Grote branden grijpen om zich heen in de Amerikaanse staat Californië. Bossen, maar ook woningen, verdwijnen in de vlammen. Telkens ontstaan nieuwe brandhaarden. Ettelijke duizenden brandweerlieden doen hun best. Vele tienduizenden mensen zijn al geëvacueerd. Het is een cliché maar ik schrijf het toch: het zijn apocalyptische taferelen, mensen die hun dagelijks leven proberen te leiden met de rook en de vlammen op de achtergrond.
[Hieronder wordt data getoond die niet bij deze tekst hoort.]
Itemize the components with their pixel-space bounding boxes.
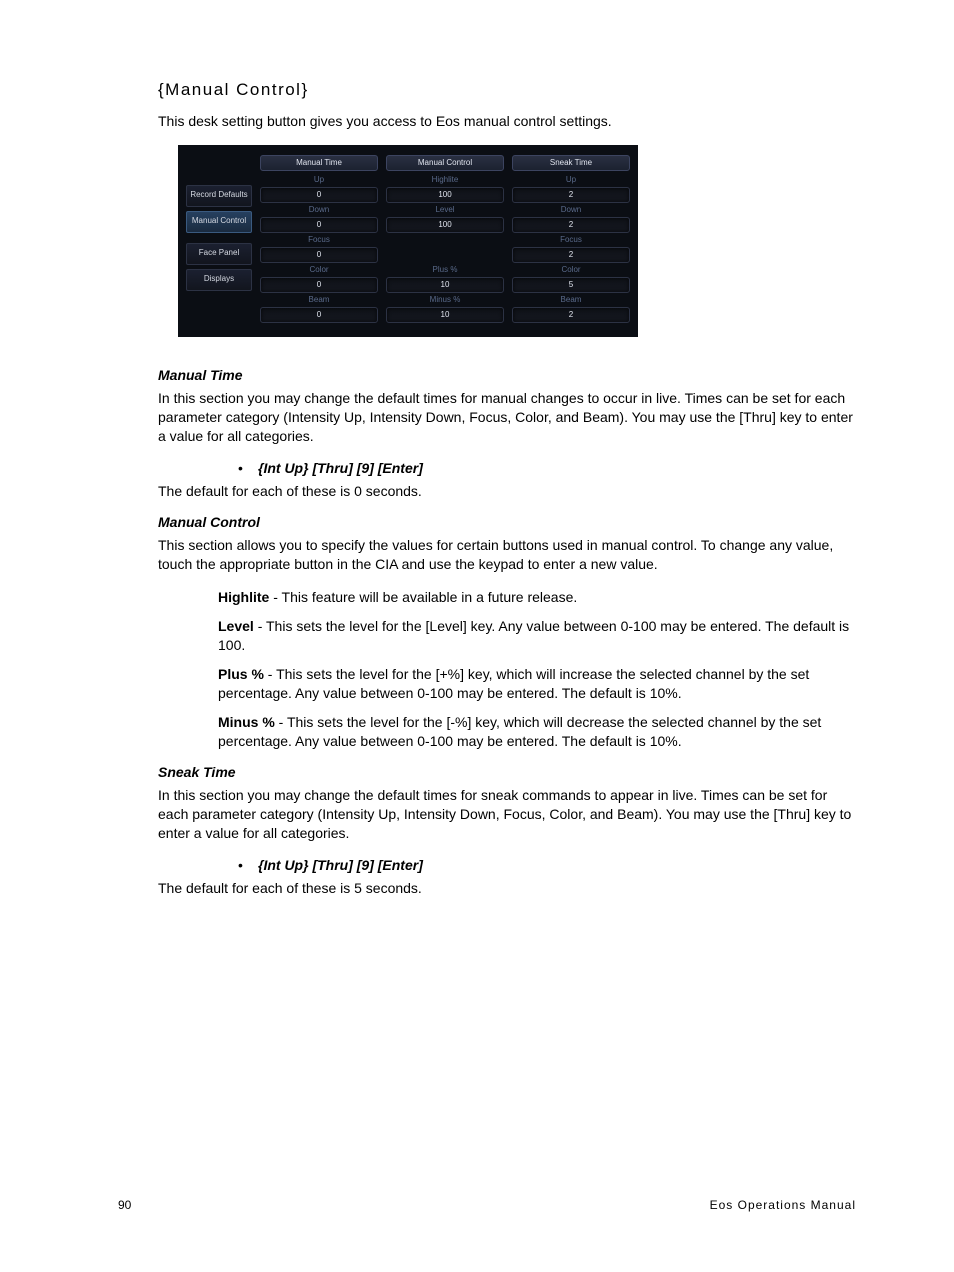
definition-item: Plus % - This sets the level for the [+%… — [218, 665, 856, 703]
sidebar-item-0[interactable]: Record Defaults — [186, 185, 252, 207]
cell-label: Plus % — [386, 265, 504, 275]
sneak-time-example: {Int Up} [Thru] [9] [Enter] — [258, 857, 856, 873]
sidebar-item-1[interactable]: Manual Control — [186, 211, 252, 233]
manual-control-column: Manual Control Highlite 100 Level 100 Plus % 1… — [386, 155, 504, 323]
sneak-time-column: Sneak Time Up 2 Down 2 Focus 2 Color 5 Beam 2 — [512, 155, 630, 323]
manual-control-text: This section allows you to specify the v… — [158, 536, 856, 574]
cell-value[interactable]: 0 — [260, 277, 378, 293]
manual-control-heading: Manual Control — [158, 514, 856, 530]
cell-label: Focus — [512, 235, 630, 245]
cell-value[interactable]: 2 — [512, 307, 630, 323]
manual-time-example: {Int Up} [Thru] [9] [Enter] — [258, 460, 856, 476]
sneak-time-after: The default for each of these is 5 secon… — [158, 879, 856, 898]
settings-sidebar: Record Defaults Manual Control Face Panel D… — [186, 155, 252, 323]
cell-label: Highlite — [386, 175, 504, 185]
cell-label: Level — [386, 205, 504, 215]
cell-value[interactable]: 10 — [386, 277, 504, 293]
cell-label: Down — [260, 205, 378, 215]
sneak-time-text: In this section you may change the defau… — [158, 786, 856, 843]
cell-value[interactable]: 100 — [386, 187, 504, 203]
manual-time-text: In this section you may change the defau… — [158, 389, 856, 446]
cell-label: Color — [260, 265, 378, 275]
page-number: 90 — [118, 1198, 131, 1212]
cell-label: Up — [512, 175, 630, 185]
section-title: {Manual Control} — [158, 80, 856, 100]
cell-label: Color — [512, 265, 630, 275]
page-footer: 90 Eos Operations Manual — [118, 1198, 856, 1212]
cell-value[interactable]: 2 — [512, 187, 630, 203]
cell-value[interactable]: 10 — [386, 307, 504, 323]
manual-time-heading: Manual Time — [158, 367, 856, 383]
cell-value[interactable]: 0 — [260, 187, 378, 203]
cell-label: Beam — [260, 295, 378, 305]
settings-panel: Record Defaults Manual Control Face Panel D… — [178, 145, 638, 337]
doc-title: Eos Operations Manual — [710, 1198, 856, 1212]
definition-item: Minus % - This sets the level for the [-… — [218, 713, 856, 751]
cell-label: Focus — [260, 235, 378, 245]
cell-value[interactable]: 2 — [512, 217, 630, 233]
intro-text: This desk setting button gives you acces… — [158, 112, 856, 131]
manual-time-column: Manual Time Up 0 Down 0 Focus 0 Color 0 Beam 0 — [260, 155, 378, 323]
column-header[interactable]: Manual Time — [260, 155, 378, 171]
cell-value[interactable]: 0 — [260, 247, 378, 263]
cell-label: Down — [512, 205, 630, 215]
definition-item: Highlite - This feature will be availabl… — [218, 588, 856, 607]
manual-time-after: The default for each of these is 0 secon… — [158, 482, 856, 501]
cell-value[interactable]: 100 — [386, 217, 504, 233]
column-header[interactable]: Sneak Time — [512, 155, 630, 171]
cell-value[interactable]: 2 — [512, 247, 630, 263]
cell-value[interactable]: 5 — [512, 277, 630, 293]
sidebar-item-2[interactable]: Face Panel — [186, 243, 252, 265]
column-header[interactable]: Manual Control — [386, 155, 504, 171]
sidebar-item-3[interactable]: Displays — [186, 269, 252, 291]
cell-value[interactable]: 0 — [260, 307, 378, 323]
cell-label: Up — [260, 175, 378, 185]
definition-item: Level - This sets the level for the [Lev… — [218, 617, 856, 655]
cell-value[interactable]: 0 — [260, 217, 378, 233]
cell-label: Beam — [512, 295, 630, 305]
sneak-time-heading: Sneak Time — [158, 764, 856, 780]
cell-label: Minus % — [386, 295, 504, 305]
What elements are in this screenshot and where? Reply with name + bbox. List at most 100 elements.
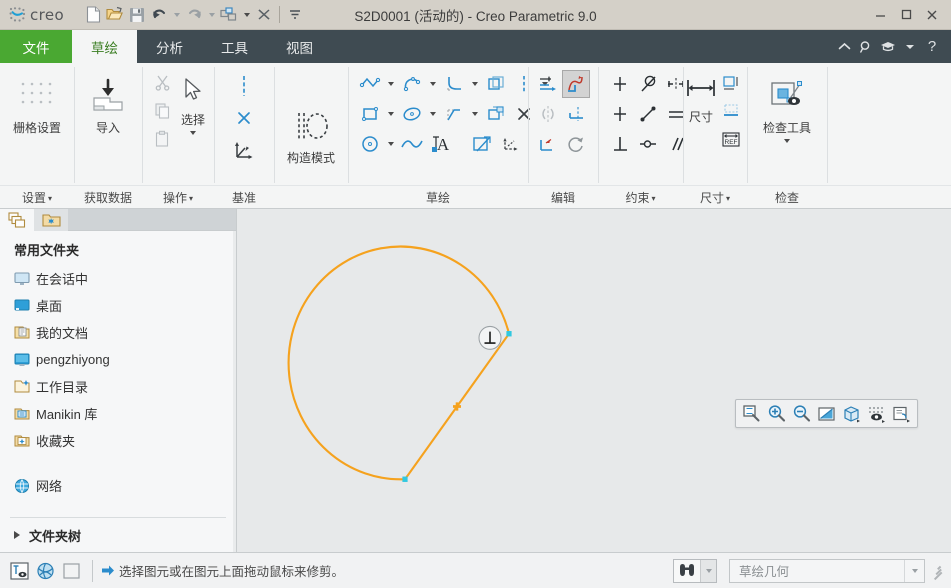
folder-tree-toggle[interactable]: 文件夹树 xyxy=(0,518,236,552)
line-chain-dropdown-icon[interactable] xyxy=(384,70,398,98)
inspect-tools-dropdown-icon[interactable] xyxy=(780,135,794,147)
tab-file[interactable]: 文件 xyxy=(0,30,72,63)
inspect-tools-button[interactable]: 检查工具 xyxy=(751,68,823,147)
model-display-toggle-icon[interactable] xyxy=(6,558,32,584)
undo-icon[interactable] xyxy=(148,3,170,27)
selection-filter-dropdown-icon[interactable] xyxy=(904,559,924,582)
save-icon[interactable] xyxy=(126,3,148,27)
zoom-out-icon[interactable] xyxy=(789,401,814,426)
rotate-resize-button[interactable] xyxy=(562,130,590,158)
select-dropdown-icon[interactable] xyxy=(186,127,200,139)
project-button[interactable] xyxy=(468,130,496,158)
open-file-icon[interactable] xyxy=(104,3,126,27)
tab-view[interactable]: 视图 xyxy=(267,30,332,63)
resize-grip-icon[interactable] xyxy=(933,564,945,580)
find-tool[interactable] xyxy=(673,558,717,583)
display-style-icon[interactable] xyxy=(839,401,864,426)
undo-dropdown-icon[interactable] xyxy=(170,3,183,27)
coordinate-sys-sketch-button[interactable] xyxy=(496,130,524,158)
baseline-dimension-button[interactable] xyxy=(717,97,745,125)
nav-item-in-session[interactable]: 在会话中 xyxy=(0,265,236,292)
vertical-constraint-button[interactable] xyxy=(606,70,634,98)
nav-item-working-directory[interactable]: 工作目录 xyxy=(0,373,236,400)
close-window-icon[interactable] xyxy=(253,3,275,27)
regenerate-dropdown-icon[interactable] xyxy=(240,3,253,27)
selection-box-icon[interactable] xyxy=(58,558,84,584)
help-icon[interactable]: ? xyxy=(921,30,943,63)
text-button[interactable]: A xyxy=(426,130,460,158)
circle-button[interactable] xyxy=(356,130,384,158)
midpoint-constraint-button[interactable] xyxy=(634,100,662,128)
minimize-button[interactable] xyxy=(867,4,893,26)
delete-segment-button[interactable] xyxy=(562,70,590,98)
sketch-line[interactable] xyxy=(404,333,510,480)
modify-button[interactable] xyxy=(534,70,562,98)
spline-button[interactable] xyxy=(398,130,426,158)
ellipse-dropdown-icon[interactable] xyxy=(426,100,440,128)
tab-analysis[interactable]: 分析 xyxy=(137,30,202,63)
ellipse-button[interactable] xyxy=(398,100,426,128)
navigator-resize-handle[interactable] xyxy=(233,231,236,552)
coincident-constraint-button[interactable] xyxy=(634,130,662,158)
divide-button[interactable] xyxy=(562,100,590,128)
grid-settings-button[interactable]: 栅格设置 xyxy=(4,68,70,135)
model-tree-tab[interactable] xyxy=(0,209,34,231)
datum-display-icon[interactable] xyxy=(864,401,889,426)
collapse-ribbon-icon[interactable] xyxy=(833,30,855,63)
paste-button[interactable] xyxy=(148,124,176,152)
circle-dropdown-icon[interactable] xyxy=(384,130,398,158)
redo-dropdown-icon[interactable] xyxy=(205,3,218,27)
offset-button[interactable] xyxy=(482,70,510,98)
graphics-canvas[interactable] xyxy=(237,209,951,552)
arc-button[interactable] xyxy=(398,70,426,98)
new-file-icon[interactable] xyxy=(82,3,104,27)
sketch-vertex-top[interactable] xyxy=(506,331,512,337)
nav-item-manikin-library[interactable]: Manikin 库 xyxy=(0,400,236,427)
search-icon[interactable] xyxy=(855,30,877,63)
nav-item-network[interactable]: 网络 xyxy=(0,472,236,499)
learning-icon[interactable] xyxy=(877,30,899,63)
coordinate-system-button[interactable] xyxy=(230,134,258,166)
chamfer-button[interactable] xyxy=(440,100,468,128)
tab-sketch[interactable]: 草绘 xyxy=(72,30,137,63)
spin-center-icon[interactable] xyxy=(32,558,58,584)
repaint-icon[interactable] xyxy=(814,401,839,426)
fillet-button[interactable] xyxy=(440,70,468,98)
tangent-constraint-button[interactable] xyxy=(634,70,662,98)
construction-mode-button[interactable]: 构造模式 xyxy=(278,98,344,165)
tab-tools[interactable]: 工具 xyxy=(202,30,267,63)
line-chain-button[interactable] xyxy=(356,70,384,98)
nav-item-desktop[interactable]: 桌面 xyxy=(0,292,236,319)
annotation-display-icon[interactable] xyxy=(889,401,914,426)
fillet-dropdown-icon[interactable] xyxy=(468,70,482,98)
regenerate-icon[interactable] xyxy=(218,3,240,27)
zoom-in-icon[interactable] xyxy=(764,401,789,426)
selection-filter[interactable]: 草绘几何 xyxy=(729,558,925,583)
learning-dropdown-icon[interactable] xyxy=(899,30,921,63)
datum-point-button[interactable] xyxy=(230,102,258,134)
perimeter-dimension-button[interactable] xyxy=(717,69,745,97)
sketch-vertex-bottom[interactable] xyxy=(402,476,408,482)
corner-button[interactable] xyxy=(534,130,562,158)
chamfer-dropdown-icon[interactable] xyxy=(468,100,482,128)
rectangle-dropdown-icon[interactable] xyxy=(384,100,398,128)
arc-dropdown-icon[interactable] xyxy=(426,70,440,98)
reference-dimension-button[interactable]: REF xyxy=(717,125,745,153)
sketch-arc[interactable] xyxy=(287,245,511,481)
mirror-button[interactable] xyxy=(534,100,562,128)
dimension-button[interactable]: 尺寸 xyxy=(685,67,717,124)
import-button[interactable]: 导入 xyxy=(78,68,138,135)
select-button[interactable]: 选择 xyxy=(176,68,210,139)
cut-button[interactable] xyxy=(148,68,176,96)
customize-qat-icon[interactable] xyxy=(284,3,306,27)
rectangle-button[interactable] xyxy=(356,100,384,128)
find-tool-dropdown-icon[interactable] xyxy=(700,559,716,582)
nav-item-user-home[interactable]: pengzhiyong xyxy=(0,346,236,373)
thicken-button[interactable] xyxy=(482,100,510,128)
perpendicular-constraint-marker[interactable] xyxy=(478,325,502,350)
close-button[interactable] xyxy=(919,4,945,26)
zoom-to-fit-icon[interactable] xyxy=(739,401,764,426)
maximize-button[interactable] xyxy=(893,4,919,26)
redo-icon[interactable] xyxy=(183,3,205,27)
centerline-button[interactable] xyxy=(230,70,258,102)
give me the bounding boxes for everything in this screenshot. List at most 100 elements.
Het zijn ook taferelen die de acute ernst van de klimaatramp nog eens in het bewustzijn prenten – of die dat maar beter alsnog kunnen doen. Ja, bosbranden zijn er in Californië wel vaker. Maar ze nemen toe. Oorzaak van die toename is het klimaat dat snel verandert. Michael E. Mann noemt een paar dingen. ‘Klimaatverandering heeft in de westelijke VS tot een gemiddelde temperatuurstijging van 2 graden geleid, en dit maakt branden erger door verhitting van het land en verdroging van het landschap. Als de grond is verschroeid en de planten zijn droog, dan is het veel makkelijker voor vuur om zich verder en sneller te verspreiden.’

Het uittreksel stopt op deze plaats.